Sleipnir
BNEvaluator

BNEvaluator will perform Bayesian inference on a given network by reading feature (node) values directly from a PCL file. Rather than accessing a collection of biological datasets stored as separate files, BNEvaluator reads examples from rows of a PCL file, assumes each experimental column is a feature (node), discretizes the data in each cell with an associated QUANT file, and infers probabilities for each possible value of a single class node (usually binary).

Overview

BNEvaluator can be used to perform Bayesian inference on arbitrary Bayes networks using data read directly from a PCL File (see Sleipnir::CPCL) Unlike most of Sleipnir's Bayesian analysis tools, which assume each gene pair is an example and each dataset a feature, BNEvaluator is agnostic to the form and semantics of the PCL's data: each row is an example, each experimental column a feature, and values in the cells are discretized using a single associated QUANT file (e.g. data.quant for a data file data.pcl ).

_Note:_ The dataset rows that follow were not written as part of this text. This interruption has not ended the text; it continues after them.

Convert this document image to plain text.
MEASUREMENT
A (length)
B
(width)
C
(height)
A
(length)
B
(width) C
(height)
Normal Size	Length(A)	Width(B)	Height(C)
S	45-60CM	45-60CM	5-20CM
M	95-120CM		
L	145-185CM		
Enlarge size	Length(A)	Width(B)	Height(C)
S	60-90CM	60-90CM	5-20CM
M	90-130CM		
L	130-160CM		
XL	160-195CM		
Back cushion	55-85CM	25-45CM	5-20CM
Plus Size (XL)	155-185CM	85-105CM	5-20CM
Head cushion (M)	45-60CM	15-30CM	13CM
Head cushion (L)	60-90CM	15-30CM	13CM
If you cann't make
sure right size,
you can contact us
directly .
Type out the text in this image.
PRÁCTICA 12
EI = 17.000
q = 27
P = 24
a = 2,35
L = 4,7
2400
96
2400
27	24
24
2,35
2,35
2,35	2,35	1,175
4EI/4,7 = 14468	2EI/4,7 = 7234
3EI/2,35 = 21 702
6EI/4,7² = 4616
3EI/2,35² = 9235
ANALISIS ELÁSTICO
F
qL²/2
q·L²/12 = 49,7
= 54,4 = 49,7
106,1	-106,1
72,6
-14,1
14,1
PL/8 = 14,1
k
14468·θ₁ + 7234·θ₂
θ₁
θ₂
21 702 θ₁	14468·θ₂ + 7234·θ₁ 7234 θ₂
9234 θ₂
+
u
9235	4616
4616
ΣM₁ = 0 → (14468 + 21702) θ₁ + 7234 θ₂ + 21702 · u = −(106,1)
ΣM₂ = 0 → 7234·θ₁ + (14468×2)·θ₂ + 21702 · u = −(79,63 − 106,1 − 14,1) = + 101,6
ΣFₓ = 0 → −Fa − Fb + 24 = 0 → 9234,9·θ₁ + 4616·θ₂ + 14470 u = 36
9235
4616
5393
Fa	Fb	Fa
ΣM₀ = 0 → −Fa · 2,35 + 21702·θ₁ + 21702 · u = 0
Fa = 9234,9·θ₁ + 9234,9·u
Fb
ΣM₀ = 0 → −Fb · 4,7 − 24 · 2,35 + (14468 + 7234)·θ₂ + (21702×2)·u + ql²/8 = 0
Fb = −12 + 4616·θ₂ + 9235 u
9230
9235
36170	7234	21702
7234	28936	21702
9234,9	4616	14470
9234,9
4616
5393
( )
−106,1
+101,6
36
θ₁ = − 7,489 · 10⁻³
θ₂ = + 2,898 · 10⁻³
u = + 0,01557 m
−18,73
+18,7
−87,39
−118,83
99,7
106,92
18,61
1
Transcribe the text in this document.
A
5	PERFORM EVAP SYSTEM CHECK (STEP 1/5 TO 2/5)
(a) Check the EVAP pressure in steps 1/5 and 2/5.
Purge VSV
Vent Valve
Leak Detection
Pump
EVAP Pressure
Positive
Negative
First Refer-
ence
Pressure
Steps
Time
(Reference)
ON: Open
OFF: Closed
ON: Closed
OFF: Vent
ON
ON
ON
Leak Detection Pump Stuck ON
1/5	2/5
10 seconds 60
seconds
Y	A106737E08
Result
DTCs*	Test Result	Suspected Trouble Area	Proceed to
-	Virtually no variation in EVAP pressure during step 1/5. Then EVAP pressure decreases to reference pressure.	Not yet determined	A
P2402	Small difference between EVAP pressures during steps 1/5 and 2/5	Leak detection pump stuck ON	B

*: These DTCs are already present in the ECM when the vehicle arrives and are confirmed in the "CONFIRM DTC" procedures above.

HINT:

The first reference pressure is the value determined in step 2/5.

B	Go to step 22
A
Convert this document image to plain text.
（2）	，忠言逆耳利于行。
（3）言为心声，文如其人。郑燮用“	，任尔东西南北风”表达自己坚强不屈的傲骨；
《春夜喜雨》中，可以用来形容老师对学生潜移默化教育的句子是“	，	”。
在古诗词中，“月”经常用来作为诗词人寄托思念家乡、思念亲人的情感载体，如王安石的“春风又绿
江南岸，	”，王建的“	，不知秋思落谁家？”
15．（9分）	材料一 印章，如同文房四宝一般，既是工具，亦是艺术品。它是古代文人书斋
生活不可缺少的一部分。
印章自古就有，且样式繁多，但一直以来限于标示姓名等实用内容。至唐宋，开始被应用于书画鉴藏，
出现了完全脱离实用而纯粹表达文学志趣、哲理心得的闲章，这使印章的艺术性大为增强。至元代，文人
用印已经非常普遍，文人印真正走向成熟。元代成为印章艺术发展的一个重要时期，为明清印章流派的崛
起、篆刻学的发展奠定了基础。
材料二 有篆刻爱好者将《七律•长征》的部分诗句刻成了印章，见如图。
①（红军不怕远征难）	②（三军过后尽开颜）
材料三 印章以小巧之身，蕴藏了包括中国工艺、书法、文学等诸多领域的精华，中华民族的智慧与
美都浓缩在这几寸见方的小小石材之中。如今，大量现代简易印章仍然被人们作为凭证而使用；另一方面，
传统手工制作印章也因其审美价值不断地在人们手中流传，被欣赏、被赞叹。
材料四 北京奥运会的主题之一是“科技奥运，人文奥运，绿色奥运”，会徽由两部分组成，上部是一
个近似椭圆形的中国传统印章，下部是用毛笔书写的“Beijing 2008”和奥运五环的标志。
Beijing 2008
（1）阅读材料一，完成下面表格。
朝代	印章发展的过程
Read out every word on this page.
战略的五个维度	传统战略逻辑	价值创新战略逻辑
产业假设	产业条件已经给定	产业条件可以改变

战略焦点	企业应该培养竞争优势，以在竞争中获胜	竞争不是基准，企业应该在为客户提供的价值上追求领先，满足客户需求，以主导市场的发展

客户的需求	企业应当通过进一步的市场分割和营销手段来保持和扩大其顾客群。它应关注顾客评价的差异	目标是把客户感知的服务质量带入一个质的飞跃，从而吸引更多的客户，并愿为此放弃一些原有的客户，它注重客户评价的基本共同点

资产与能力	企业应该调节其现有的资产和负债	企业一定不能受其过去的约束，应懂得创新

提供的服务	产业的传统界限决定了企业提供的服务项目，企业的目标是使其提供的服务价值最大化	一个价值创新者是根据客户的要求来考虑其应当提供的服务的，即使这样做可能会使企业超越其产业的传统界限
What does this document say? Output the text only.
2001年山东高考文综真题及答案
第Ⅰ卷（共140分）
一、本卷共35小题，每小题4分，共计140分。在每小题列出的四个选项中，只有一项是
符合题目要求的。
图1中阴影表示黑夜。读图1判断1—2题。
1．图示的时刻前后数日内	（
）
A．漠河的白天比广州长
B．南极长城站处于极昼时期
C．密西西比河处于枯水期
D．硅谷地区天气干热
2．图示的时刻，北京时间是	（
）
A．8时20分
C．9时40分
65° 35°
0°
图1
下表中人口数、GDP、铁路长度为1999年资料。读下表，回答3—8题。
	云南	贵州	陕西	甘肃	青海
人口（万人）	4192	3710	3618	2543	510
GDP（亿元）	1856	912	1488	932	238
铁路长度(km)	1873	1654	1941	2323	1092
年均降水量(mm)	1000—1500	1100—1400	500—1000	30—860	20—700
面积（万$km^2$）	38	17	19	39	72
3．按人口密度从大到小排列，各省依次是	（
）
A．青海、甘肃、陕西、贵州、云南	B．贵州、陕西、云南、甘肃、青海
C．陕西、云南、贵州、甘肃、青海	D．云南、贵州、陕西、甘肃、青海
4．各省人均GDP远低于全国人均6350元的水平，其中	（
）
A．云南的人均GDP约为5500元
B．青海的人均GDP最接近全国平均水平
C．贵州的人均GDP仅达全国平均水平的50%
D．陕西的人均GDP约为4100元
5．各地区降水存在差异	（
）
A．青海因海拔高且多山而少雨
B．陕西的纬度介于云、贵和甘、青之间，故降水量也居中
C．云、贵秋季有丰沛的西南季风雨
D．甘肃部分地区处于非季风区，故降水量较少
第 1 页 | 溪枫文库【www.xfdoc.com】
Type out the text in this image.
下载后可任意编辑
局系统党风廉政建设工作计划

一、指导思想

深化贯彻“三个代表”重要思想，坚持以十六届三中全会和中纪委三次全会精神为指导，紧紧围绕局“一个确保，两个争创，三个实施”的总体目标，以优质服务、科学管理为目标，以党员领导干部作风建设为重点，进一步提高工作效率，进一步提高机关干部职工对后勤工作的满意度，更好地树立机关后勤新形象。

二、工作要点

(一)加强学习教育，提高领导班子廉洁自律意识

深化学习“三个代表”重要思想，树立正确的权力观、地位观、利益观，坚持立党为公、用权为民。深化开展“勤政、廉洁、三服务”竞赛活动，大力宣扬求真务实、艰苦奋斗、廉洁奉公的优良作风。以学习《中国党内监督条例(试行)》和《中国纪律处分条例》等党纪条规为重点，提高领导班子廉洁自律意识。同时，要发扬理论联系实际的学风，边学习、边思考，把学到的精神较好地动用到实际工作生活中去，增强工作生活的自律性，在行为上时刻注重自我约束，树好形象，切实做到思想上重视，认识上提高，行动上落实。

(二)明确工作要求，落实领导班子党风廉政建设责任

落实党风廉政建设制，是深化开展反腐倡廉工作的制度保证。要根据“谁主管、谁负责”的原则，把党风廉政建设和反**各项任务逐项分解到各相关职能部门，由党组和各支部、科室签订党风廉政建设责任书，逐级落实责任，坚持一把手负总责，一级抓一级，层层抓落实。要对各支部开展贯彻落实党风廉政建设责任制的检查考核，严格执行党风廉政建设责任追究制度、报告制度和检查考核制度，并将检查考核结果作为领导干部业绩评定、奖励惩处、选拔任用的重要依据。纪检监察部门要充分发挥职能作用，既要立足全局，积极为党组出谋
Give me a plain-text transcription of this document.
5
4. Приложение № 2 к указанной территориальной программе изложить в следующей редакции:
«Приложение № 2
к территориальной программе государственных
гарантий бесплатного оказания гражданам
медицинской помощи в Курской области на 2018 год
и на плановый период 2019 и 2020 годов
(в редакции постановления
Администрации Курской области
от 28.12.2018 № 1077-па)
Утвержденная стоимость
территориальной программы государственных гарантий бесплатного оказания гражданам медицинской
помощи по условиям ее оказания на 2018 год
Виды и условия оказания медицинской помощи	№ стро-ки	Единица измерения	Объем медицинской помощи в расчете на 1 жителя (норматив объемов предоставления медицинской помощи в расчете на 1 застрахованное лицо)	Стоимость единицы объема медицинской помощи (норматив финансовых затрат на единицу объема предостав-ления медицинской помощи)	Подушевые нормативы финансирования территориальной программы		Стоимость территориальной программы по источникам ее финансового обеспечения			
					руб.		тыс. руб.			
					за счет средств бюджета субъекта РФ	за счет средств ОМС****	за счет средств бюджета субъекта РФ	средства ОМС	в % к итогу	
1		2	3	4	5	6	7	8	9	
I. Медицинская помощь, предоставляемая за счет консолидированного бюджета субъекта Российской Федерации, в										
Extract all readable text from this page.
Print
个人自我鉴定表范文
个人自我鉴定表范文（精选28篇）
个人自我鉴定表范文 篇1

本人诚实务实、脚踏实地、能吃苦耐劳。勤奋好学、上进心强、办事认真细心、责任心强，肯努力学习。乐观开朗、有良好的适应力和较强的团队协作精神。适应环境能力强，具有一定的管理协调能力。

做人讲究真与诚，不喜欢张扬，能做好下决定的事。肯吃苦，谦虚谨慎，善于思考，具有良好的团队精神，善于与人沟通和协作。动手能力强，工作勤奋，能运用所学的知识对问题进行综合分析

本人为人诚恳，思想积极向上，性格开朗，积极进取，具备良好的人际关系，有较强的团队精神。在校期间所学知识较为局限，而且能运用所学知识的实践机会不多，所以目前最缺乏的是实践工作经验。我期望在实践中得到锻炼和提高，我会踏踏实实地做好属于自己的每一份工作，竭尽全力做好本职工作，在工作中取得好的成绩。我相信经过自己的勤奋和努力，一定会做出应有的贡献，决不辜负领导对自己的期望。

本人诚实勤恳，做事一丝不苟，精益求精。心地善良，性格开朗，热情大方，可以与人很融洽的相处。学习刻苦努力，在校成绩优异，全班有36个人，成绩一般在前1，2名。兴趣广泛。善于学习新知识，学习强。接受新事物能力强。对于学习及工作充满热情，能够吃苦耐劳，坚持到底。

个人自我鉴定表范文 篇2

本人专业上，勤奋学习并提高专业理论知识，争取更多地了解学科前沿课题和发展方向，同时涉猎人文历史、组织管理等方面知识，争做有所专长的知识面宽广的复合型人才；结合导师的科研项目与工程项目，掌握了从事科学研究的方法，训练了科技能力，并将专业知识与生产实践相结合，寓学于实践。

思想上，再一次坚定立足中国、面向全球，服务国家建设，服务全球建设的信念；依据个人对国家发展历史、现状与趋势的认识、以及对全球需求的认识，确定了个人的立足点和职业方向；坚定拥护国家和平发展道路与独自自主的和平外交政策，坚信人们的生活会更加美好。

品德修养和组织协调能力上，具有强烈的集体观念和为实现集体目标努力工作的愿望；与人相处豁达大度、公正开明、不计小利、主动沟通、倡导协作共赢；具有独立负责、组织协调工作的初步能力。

For example, suppose we have a data file data.pcl containing:

 ID DATA1   DATA2   DATA3
 THING1 1.1 2.2 3.3
 THING2 2.1 3.2 1.3
 THING3 3.0 2.0 1.0

In the same directory, we have a QUANT file containing:

 1.5    2.5 3.5 4.5

Finally, we have a Bayesian network network.xdsl with reasonable parameters and the structure:

bn_evaluator.png

Each of the three data nodes can take four values (to agree with our QUANT file), and the class node FR is binary.

We now run (noting that our data.pcl has zero skip columns):

 BNEvaluator -i network.xdsl -d data.pcl -s 0 -o results.pcl

This will evaluate the probability of the FR class node's values using the three examples [0, 1, 2], [1, 2, 0], and [2, 1, 0] for the data nodes and produce a results.pcl file that resembles:

 ID FR0 FR1
 THING1 0.3 0.7
 THING2 0.9 0.1
 THING3 0.4 0.6

Usage

Basic Usage

 BNEvaluator -i <network.xdsl> -d <data.pcl> -o <results.pcl>

Saves inferred probabilities for the class (FR) node from the network network.xdsl in the output results.pcl file, based on the data (columns) for each example (row) in data.pcl.

Detailed Usage

package "BNEvaluator"
version "1.0"
purpose "Per-gene whole Bayes net evaluation"

section "Main"
option  "input"     i   "Input (X)DSL file"
                        string  typestr="filename"  yes
option  "data"      d   "Input PCL file"
                        string  typestr="filename"  yes

section "Miscellaneous"
option  "output"    o   "Output PCL file"
                        string  typestr="filename"
option  "skip"      s   "Columns to skip in input PCL"
                        int default="2"

section "Learning/Evaluation"
option  "genes"     g   "Gene inclusion file"
                        string  typestr="filename"
option  "genex"     G   "Gene exclusion file"
                        string  typestr="filename"
option  "zero"      z   "Zero missing values"
                        flag    off

section "Network Features"
option  "pnl"       p   "Use PNL library"
                        flag    off
option  "function"  f   "Use function-fitting networks"
                        flag    off

section "Optional"
option  "algorithm" a   "Bayesian inference algorithm"
                        int default="0"
option  "group"     u   "Group identical inputs"
                        flag    on
option  "verbosity" v   "Message verbosity"
                        int default="5"
Flag Default Type Description
-i None (X)DSL file File from which Bayesian network structure and parameters are determined. Columns of the input PCL are mapped by name to node IDs in the given network.
-d None PCL text file PCL file containing examples (rows) from which data features (columns) are read and quantized for use during evaluation of the given Bayes net. For a non-continuous Bayes net, must have an associated QUANT file of the same name (e.g. data.quant in the same location as a data file data.pcl).
-o stdout PCL text file PCL file in which inferred class probabilities are saved. Each row is an example from the input file, each column a possible value of the class node (zero indexed).
-s 2 Integer Number of columns to skip between the initial ID column and the first experimental (data) column in the input PCL.
-g None Text gene list If given, use only genes in the list.
-G None Text gene list If given, use only gene not in the list.
-z off Flag If on, assume that all missing gene pairs in all datasets have a value of 0 (i.e. the first bin).
-p off Flag If on, use Intel's PNL library for Bayesian network manipulation rather than SMILE. Note that Sleipnir must be compiled with PNL support for this to function correctly!
-f off Flag If on, assume the given (X)DSL file represents a custom function-fitting Bayesian network. For details, see Sleipnir::CBayesNetFN.
-a 0 Integer ID of Bayesian inference algorithm to use (passed directly to SMILE). The default is almost always the most efficient and accurate option.
-u on Flag If on, group identical examples into one heavily weighted example. This greatly improves efficiency, and there's essentially never a reason to deactivate it.